Many millions of people feel, correctly or not, that they'd prefer to shed a few pounds without doing the aggressive dieting or routine exercise that clinicians tend to recommend as first-line solutions. Separately, many people experience metabolic issues that make it difficult or impossible to lose weight using the go-to methods.

According to the Centers for Disease Control and Prevention (CDC), approximately 42% of adults in the U.S. meet the clinical definition of obesity. And in late February, Viking's phase 2 clinical trial tests of its candidate VK2735 reported some data that could give both of those massive groups of people some additional hope that their struggle might be made easier.

Viking's study found that patients who got injections of the highest tested dose of VK2735 over the course of 13 weeks ended up losing an average of 14.6 kilograms, or 14.7% of their body weight. Those on the placebo only lost an average of 1.8 kilograms, and they quit the study due to side effects at roughly the same rate as those on the therapy. The bottom line is that the company is developing what is shaping up to look like an absolutely incredible pharmaceutical asset that has a real shot at being the best drug in its class.

Aside from its obesity programs, the biotech is also conducting a phase 2b clinical trial to treat metabolic-associated steatohepatitis (MASH, formerly known as NASH). If it succeeds, it'll have access to a market that could be worth more than $24 billion by 2028, according to the research group Insight Partners. And having another blockbuster drug candidate in the pipeline is a decent reason to think about buying this stock, given its other promising programs.

Why it could be worth selling

As bullish as things look for Viking Therapeutics right now, there is still a solid argument for selling the stock.

For instance, if you were a shareholder well before its absurd run-up in late February, it might make sense to consider paring your position to take some money off the table. That way, if there's a major mishap in the future that leads to a steep drop in the stock price, you'll at least have more in hand than you did before starting your position.

It could also be worth quitting your position if the company's phase 3 clinical trial data somehow turns out to be abysmal, unimpressive, or otherwise noncompetitive in light of the other weight loss therapies on the market. There isn't any indication of such an outcome being likely, but it pays to have a game plan anyway.

Hold em' if you've got em'

The smartest thing for shareholders to do right now is sit tight and look for opportunities to add a few shares if there's a pullback.
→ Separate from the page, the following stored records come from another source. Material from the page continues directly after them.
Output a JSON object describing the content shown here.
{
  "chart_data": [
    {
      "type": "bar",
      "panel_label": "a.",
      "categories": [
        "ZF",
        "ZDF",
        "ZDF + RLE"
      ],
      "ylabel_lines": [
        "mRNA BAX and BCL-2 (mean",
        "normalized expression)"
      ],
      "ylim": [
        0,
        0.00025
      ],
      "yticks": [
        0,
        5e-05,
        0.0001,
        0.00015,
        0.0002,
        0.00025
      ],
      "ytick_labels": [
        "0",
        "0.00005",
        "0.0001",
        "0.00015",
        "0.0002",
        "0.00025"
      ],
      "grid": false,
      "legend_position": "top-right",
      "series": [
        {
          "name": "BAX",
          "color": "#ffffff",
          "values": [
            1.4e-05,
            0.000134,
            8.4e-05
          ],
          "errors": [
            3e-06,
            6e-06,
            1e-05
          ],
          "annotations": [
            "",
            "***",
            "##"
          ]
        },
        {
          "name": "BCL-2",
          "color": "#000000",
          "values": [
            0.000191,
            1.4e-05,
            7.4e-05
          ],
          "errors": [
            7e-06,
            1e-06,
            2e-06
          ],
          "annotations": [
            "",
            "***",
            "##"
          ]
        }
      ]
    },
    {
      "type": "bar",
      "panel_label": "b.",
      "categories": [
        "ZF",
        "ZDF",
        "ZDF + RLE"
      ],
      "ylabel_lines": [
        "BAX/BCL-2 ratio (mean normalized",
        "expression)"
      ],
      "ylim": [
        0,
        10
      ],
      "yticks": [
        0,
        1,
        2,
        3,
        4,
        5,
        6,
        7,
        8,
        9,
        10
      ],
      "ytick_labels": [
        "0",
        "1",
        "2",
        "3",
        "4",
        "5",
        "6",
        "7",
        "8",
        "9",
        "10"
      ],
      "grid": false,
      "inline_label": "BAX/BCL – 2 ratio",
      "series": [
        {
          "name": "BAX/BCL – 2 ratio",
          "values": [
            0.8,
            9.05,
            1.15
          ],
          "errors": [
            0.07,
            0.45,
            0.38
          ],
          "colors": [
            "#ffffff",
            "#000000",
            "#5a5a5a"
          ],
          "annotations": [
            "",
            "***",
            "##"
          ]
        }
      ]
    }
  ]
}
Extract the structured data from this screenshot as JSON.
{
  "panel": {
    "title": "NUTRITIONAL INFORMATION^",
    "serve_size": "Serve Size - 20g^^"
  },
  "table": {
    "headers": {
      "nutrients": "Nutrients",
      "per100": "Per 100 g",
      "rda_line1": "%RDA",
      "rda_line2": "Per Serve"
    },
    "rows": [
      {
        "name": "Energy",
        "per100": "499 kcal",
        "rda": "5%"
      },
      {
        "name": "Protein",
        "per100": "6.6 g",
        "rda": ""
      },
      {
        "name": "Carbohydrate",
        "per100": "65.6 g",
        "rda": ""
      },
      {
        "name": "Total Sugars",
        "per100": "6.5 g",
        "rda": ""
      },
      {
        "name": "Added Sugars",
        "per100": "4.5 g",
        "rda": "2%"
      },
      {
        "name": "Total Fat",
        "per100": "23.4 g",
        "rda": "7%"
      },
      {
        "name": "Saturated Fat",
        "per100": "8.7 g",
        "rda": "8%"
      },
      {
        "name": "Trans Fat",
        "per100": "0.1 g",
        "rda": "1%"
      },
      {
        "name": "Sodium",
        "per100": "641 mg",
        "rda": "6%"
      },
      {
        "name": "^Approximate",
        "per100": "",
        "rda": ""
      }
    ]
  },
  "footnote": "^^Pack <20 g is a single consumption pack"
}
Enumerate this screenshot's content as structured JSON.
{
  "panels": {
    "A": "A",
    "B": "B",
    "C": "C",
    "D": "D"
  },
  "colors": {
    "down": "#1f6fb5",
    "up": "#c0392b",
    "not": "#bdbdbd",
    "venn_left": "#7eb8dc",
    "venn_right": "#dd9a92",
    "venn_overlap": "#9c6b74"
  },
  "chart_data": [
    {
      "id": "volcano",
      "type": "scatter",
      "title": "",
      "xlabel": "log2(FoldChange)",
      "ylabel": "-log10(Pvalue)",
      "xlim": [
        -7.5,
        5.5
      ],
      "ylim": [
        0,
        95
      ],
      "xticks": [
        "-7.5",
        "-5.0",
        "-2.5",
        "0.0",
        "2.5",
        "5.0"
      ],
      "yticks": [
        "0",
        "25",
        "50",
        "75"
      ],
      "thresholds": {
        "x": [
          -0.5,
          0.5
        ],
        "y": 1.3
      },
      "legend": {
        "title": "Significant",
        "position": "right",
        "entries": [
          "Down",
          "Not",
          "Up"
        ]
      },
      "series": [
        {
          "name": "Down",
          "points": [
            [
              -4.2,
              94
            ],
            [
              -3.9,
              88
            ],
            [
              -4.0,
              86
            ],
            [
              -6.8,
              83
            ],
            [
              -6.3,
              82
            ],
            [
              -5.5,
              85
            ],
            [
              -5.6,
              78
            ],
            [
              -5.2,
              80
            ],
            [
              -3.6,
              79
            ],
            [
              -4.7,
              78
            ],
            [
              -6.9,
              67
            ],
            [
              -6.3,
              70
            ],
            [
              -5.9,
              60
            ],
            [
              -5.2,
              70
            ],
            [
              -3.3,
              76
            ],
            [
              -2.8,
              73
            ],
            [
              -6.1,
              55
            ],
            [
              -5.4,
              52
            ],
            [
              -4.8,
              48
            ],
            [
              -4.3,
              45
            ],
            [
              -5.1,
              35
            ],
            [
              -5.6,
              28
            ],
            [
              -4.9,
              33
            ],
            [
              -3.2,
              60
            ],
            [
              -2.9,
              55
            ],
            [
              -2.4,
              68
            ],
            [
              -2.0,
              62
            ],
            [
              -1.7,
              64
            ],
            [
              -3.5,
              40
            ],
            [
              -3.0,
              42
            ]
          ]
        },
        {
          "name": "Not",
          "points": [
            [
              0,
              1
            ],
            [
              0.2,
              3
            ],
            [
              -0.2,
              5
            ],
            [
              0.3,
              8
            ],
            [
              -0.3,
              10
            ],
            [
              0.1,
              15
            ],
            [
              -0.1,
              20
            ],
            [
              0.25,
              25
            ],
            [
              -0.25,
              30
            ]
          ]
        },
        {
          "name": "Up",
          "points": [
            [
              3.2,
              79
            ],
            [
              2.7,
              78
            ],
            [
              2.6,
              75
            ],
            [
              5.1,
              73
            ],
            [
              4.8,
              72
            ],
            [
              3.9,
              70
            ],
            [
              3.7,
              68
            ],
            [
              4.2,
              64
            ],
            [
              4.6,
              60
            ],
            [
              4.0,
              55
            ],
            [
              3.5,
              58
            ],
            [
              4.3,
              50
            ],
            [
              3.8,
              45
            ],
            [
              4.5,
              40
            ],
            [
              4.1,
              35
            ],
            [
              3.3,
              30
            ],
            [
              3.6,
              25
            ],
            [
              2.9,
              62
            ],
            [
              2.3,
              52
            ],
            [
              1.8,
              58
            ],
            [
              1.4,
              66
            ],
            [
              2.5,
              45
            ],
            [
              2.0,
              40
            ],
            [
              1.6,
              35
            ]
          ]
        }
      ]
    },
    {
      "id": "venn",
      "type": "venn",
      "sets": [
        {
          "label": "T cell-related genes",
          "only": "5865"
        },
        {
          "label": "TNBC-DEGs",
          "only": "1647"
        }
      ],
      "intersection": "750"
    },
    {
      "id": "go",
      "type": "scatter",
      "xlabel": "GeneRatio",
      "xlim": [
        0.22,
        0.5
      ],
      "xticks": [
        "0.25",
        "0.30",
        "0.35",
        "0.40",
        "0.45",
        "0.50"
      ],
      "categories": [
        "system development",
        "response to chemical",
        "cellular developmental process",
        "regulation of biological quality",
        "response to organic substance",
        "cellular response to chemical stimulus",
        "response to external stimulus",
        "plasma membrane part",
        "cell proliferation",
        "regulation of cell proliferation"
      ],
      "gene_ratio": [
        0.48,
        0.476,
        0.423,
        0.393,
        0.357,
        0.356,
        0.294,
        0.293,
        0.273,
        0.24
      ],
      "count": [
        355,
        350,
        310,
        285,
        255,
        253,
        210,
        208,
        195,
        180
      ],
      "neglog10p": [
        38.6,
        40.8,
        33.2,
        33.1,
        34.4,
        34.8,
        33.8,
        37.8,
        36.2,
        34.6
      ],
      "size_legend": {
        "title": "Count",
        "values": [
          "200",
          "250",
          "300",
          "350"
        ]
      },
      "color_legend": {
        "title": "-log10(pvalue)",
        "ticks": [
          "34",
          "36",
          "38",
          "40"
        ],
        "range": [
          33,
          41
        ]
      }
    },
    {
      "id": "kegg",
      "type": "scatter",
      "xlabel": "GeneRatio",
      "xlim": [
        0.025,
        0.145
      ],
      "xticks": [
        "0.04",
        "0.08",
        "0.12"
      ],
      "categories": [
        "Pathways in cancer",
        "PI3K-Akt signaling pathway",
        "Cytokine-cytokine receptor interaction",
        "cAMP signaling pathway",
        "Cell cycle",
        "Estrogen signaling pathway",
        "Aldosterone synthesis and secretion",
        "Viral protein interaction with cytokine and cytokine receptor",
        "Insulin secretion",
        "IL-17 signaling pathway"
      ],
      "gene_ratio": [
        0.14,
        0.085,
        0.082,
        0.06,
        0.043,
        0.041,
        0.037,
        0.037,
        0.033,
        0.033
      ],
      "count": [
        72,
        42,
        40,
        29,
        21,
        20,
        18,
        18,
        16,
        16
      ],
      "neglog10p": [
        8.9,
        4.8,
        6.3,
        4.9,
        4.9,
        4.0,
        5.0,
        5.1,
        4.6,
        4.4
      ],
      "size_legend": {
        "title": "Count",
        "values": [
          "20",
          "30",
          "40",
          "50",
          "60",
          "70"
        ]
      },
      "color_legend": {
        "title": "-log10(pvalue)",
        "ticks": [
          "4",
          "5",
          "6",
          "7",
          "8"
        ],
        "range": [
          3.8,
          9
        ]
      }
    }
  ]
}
As exciting as Viking's latest results are, it is very possible that the phase 3 trial data could prove to be even better.

The recently published trial data only covered 13 weeks of treatment. There wasn't evidence to suggest that longer durations of treatment would result in a tapering of the candidate's benefits. Competitors like Novo Nordisk and Eli Lilly both tested their weight loss programs for significantly longer periods, and in some trials they were following patients for longer than 52 weeks. Put two and two together: The biotech has an opportunity to massively one-up the incumbents on the grounds of efficacy.

At the same time, Viking won't need to raise money by issuing new stock for quite a while since concluding its latest public offering on March 4 in which it raised a total of $632.5 million. So if you're currently a shareholder, your risk burden is far lower than it would otherwise normally be with another biotech stock of roughly Viking's maturity. Buying shares now would thus increase your risk exposure as it is possible that its shares are overvalued or otherwise temporarily hyped up thanks to an overreaction by the market.

In conclusion, you probably shouldn't sell this one, and you should be ready to buy more when the situation has cooled down, if it does.